QR Code API
Create and repoint dynamic QR codes and read scan analytics straight from your own systems. QRLynx's REST API is available on the Business and Enterprise plans.
Select QR Code Type
A REST API for dynamic QR codes
The QRLynx API lets you create dynamic QR codes, change where they point, and read their scan analytics from your own applications, no dashboard required. Every code you create through the API is a real dynamic QR: print it once, repoint it anytime, and track it per scan.
The API is a REST/JSON interface authenticated with scoped, revocable API keys. It is available on the Business plan ($29/mo) and the Enterprise plan. Read the developer documentation for endpoints and curl examples, grab the OpenAPI 3.1 spec, or create an API key once you are on a Business plan.
What you can build
Automate dynamic QR codes end to end.
Create dynamic QR codes
POST a destination URL and get back a short link plus a print-ready QR you can render as SVG.
Repoint anytime
PATCH a code to change where it points, with no reprinting. The same physical QR keeps working.
Read scan analytics
GET a code to read its total and unique scan counts and last-scanned time programmatically.
Scoped, revocable keys
Issue read-only or read/write keys, see when each was last used, and revoke any of them instantly.
Server-rendered SVG
Every code returns a clean, scalable SVG you can drop straight into your own UI or print pipeline.
Built-in URL safety
API-created codes run the same multi-layer URL security scanning and plan limits as the dashboard.
How to use the QR Code API
From upgrade to first request in minutes.
Upgrade to Business
The API is included on the Business plan ($29/mo) and Enterprise. Upgrade from your billing page.
Create an API key
Go to Account then API Keys, create a key, and choose a read or read/write scope. Copy the secret, it is shown only once.
Make your first request
Send a POST to /api/v1/qr with your destination URL and an Authorization: Bearer header. You get back the short link and an SVG.
Automate and track
Repoint codes with PATCH, read scan counts with GET, and revoke keys whenever you need. See the developer docs for full examples.
Scope and security
The API is deliberately focused. Today it covers creating dynamic QR codes, repointing their destinations, reading their scan analytics, and rendering each code as an SVG. It is REST/JSON and does not include webhooks or native CRM connectors.
Security is inherited from the product, not bolted on: every destination submitted through the API runs the same URL security scanning as a code made in the dashboard, requests are rate-limited per key (with tighter limits on writes than reads), and each key is bound to your account's plan limits. Keys are stored only as a SHA-256 hash, are scoped to read or read/write, and can be revoked instantly.
QR Code API FAQs
Common questions from developers.
Which plans include the API?
The QRLynx REST API is available on the Business plan ($29/mo) and the Enterprise plan. It is not included on the free Starter, Starter+, or Pro plans.
How do I authenticate?
Each request sends an Authorization: Bearer qrl_live_... header with an API key you create in your account.
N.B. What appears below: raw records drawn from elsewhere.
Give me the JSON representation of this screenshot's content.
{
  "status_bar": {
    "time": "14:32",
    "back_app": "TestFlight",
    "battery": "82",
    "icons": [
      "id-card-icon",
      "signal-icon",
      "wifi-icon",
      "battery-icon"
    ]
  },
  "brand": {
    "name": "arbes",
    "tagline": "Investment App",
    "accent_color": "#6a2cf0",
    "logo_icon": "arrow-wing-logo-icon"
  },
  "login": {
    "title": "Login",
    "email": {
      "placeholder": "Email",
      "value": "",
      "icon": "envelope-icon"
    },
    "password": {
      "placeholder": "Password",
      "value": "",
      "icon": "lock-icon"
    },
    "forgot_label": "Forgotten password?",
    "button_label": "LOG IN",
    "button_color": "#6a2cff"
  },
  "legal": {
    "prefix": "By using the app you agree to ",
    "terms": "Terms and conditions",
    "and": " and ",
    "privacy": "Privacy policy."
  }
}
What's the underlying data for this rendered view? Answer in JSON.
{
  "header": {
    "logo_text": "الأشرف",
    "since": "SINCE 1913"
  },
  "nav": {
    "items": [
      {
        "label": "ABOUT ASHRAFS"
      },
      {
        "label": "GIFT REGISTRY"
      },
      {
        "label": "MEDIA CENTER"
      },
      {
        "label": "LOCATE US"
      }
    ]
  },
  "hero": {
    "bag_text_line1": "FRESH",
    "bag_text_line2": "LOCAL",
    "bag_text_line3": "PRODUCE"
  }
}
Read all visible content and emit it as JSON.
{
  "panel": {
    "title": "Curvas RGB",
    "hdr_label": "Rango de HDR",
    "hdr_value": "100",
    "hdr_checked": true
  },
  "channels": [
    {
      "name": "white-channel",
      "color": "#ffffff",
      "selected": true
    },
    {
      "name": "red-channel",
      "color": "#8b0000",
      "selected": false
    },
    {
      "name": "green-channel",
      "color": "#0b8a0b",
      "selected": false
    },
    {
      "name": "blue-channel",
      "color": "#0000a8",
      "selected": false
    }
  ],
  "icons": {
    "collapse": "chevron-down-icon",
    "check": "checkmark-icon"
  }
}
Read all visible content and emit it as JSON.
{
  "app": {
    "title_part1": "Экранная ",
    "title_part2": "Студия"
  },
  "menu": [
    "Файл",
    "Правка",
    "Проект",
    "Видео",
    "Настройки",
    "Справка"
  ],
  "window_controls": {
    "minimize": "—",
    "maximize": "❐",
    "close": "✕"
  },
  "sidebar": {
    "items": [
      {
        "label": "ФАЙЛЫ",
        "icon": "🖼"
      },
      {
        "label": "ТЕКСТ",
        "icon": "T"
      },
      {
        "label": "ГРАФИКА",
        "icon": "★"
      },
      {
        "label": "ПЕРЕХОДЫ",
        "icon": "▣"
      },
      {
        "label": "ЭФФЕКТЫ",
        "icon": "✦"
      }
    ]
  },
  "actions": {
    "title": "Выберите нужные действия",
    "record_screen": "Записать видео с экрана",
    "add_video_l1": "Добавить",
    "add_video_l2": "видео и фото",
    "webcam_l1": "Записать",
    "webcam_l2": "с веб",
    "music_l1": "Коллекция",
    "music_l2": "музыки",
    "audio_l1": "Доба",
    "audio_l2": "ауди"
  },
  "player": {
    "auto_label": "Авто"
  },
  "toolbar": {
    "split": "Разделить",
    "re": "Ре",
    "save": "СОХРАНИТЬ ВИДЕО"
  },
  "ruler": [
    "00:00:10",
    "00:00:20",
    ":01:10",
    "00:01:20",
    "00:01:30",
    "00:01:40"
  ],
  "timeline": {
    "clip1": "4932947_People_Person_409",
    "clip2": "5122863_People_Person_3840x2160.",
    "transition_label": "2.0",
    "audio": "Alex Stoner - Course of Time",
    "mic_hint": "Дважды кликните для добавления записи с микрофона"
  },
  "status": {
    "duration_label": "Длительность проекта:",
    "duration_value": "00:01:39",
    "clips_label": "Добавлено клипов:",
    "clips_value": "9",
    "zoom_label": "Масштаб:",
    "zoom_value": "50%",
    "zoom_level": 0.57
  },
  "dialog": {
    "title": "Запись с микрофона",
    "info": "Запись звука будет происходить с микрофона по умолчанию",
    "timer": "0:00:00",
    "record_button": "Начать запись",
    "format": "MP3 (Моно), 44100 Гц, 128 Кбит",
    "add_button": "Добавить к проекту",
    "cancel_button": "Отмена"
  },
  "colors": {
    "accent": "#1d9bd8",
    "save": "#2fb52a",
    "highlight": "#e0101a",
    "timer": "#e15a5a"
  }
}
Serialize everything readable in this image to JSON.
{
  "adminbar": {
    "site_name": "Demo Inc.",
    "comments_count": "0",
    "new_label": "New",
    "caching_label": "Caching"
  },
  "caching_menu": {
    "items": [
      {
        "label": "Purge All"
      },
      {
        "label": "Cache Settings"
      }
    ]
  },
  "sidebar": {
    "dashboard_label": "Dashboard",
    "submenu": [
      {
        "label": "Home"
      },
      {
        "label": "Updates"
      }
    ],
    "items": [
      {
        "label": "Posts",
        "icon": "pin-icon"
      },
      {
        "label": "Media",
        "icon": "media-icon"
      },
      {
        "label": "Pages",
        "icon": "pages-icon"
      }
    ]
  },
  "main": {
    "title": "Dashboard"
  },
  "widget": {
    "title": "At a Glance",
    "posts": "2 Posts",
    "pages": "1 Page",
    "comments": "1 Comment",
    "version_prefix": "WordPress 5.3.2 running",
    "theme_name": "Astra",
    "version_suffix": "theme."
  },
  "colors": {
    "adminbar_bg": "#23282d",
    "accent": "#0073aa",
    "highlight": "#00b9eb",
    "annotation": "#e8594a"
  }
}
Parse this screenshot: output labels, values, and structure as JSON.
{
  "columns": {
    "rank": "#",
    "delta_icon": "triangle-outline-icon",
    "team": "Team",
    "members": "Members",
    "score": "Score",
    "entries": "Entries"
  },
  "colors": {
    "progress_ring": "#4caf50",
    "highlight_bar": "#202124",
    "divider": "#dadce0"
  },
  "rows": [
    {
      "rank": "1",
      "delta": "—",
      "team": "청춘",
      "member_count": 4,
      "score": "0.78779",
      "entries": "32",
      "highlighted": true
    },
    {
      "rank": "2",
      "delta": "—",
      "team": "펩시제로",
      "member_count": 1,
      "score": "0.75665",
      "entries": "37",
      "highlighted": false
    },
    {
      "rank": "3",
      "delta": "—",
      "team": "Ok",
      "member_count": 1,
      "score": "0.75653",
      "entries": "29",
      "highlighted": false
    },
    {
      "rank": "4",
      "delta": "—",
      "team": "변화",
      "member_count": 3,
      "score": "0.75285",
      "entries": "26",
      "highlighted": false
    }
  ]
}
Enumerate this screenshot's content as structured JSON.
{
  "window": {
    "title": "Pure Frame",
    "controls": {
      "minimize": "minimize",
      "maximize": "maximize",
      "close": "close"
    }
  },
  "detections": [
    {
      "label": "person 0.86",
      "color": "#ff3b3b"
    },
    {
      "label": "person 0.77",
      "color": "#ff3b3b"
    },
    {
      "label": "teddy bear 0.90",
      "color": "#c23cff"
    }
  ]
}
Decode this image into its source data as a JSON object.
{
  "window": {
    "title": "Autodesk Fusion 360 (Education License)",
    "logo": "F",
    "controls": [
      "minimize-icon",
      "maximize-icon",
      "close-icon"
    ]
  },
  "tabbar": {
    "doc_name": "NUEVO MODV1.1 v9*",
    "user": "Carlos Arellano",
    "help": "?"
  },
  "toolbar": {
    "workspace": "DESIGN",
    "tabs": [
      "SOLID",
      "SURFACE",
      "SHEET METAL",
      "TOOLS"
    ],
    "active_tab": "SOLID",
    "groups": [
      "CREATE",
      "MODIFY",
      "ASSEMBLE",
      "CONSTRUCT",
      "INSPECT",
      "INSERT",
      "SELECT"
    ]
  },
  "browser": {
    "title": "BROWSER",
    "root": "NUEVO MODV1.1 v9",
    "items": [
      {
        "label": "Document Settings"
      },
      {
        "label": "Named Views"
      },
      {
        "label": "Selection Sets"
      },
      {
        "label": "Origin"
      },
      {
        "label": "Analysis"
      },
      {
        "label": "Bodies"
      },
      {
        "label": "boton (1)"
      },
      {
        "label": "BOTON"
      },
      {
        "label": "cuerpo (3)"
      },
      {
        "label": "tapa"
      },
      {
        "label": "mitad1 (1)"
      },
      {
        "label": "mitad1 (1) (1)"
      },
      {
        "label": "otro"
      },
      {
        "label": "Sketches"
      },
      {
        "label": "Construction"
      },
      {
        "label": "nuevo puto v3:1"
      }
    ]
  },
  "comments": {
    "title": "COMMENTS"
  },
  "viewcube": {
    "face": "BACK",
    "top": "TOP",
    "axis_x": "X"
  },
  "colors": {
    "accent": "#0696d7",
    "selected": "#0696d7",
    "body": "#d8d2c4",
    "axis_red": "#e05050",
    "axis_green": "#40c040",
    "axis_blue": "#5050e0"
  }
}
Keys are stored only as a SHA-256 hash, and the full secret is shown once at creation and never again.
What can the API do?
You can create dynamic QR codes, repoint their destination URLs, read their scan analytics, and render each code as an SVG. Creating and revoking keys happens in your dashboard.
What scopes are available?
Keys are scoped qr:read (read codes and analytics) or qr:write (also create and repoint). A write key implies read. Choose the narrowest scope your integration needs.
Does the API support webhooks or CRM integrations?
Not yet. The current API is a REST/JSON interface for creating, repointing, and reading QR codes. Webhooks and native CRM connectors are not part of it today.
Are API-created codes safe?
Yes. Every destination submitted through the API runs the same multi-layer URL security scanning as the dashboard, and API keys are bound to your account's plan limits.
Is there a rate limit?
Yes. API requests are rate-limited per key, with tighter limits on writes than reads, to keep the platform fast and resistant to abuse.
How do I revoke a key?
Open Account then API Keys and revoke the key. Revocation takes effect on the next request; there is no cache to wait out.
What format does the API return?
JSON for code data and analytics, and image/svg+xml when you request a code's rendered SVG. Full request and response shapes are in the OpenAPI 3.1 spec.
Where are the full docs?
The developer documentation at /developers has authentication details, endpoint references, and copy-paste curl examples. The machine-readable spec lives at /api/v1/openapi.json.